In another series of crime novels, Cleeves has made locations in the remote Shetland Islands into a pervasive character alongside the human ones (see my Crime Fiction page); more than halfway through Silent Voices, though, I had no sense of where we were. In fact, I had to look at Cleeves' website to learn that the Vera novels are set in Northumberland, a wide area bordering Scotland on the east shore of Great Britain.
In the Vera books, we do get to know the social substructure of peculiar neighborhoods. In Silent Voices, it's a village bookended by a power couple in a big house at one end, a cottage with the town's pariah at the other. In Harbour Street, a murder on the commuter train leads us to a boarding house, only residence remaining on a street of small-scale industry and boarded-up businesses.

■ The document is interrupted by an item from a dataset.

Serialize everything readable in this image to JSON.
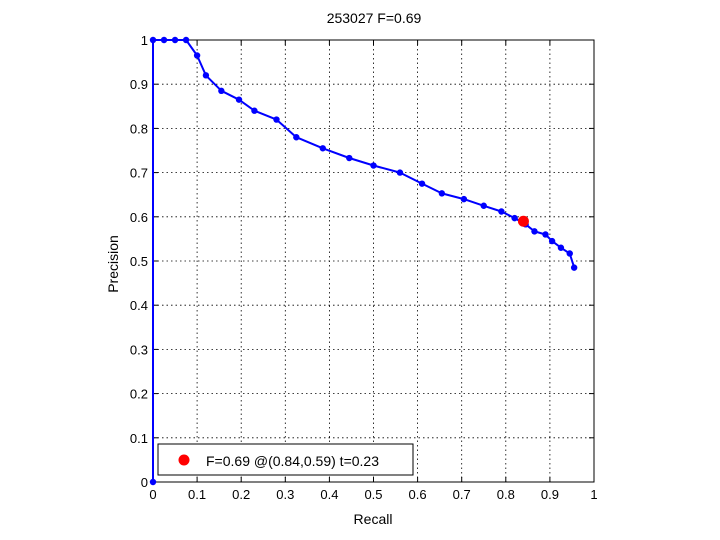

The fun in these novels is in the interplay of Vera and her detectives, and in the slow uncovering of the victim's past. Events from two to twenty years ago have impacts on the investigations, giving the stories texture. I have to admit that Cleeves has trouble with the denouement in every one of her novels that I've read. After combing out so many possible motives and means from the cast of characters, Cleeves has trouble tying all the loose ends together. In each of these books, there's a connection and motivation that I just don't buy.
That makes five per cent of a novel that's a chore to read, ninety-five per cent that draws me on, chapter after chapter.
The two novels by Ann Cleeves are Silent Voices (2010) and Harbour Street (2014). I read the novels on Kindle.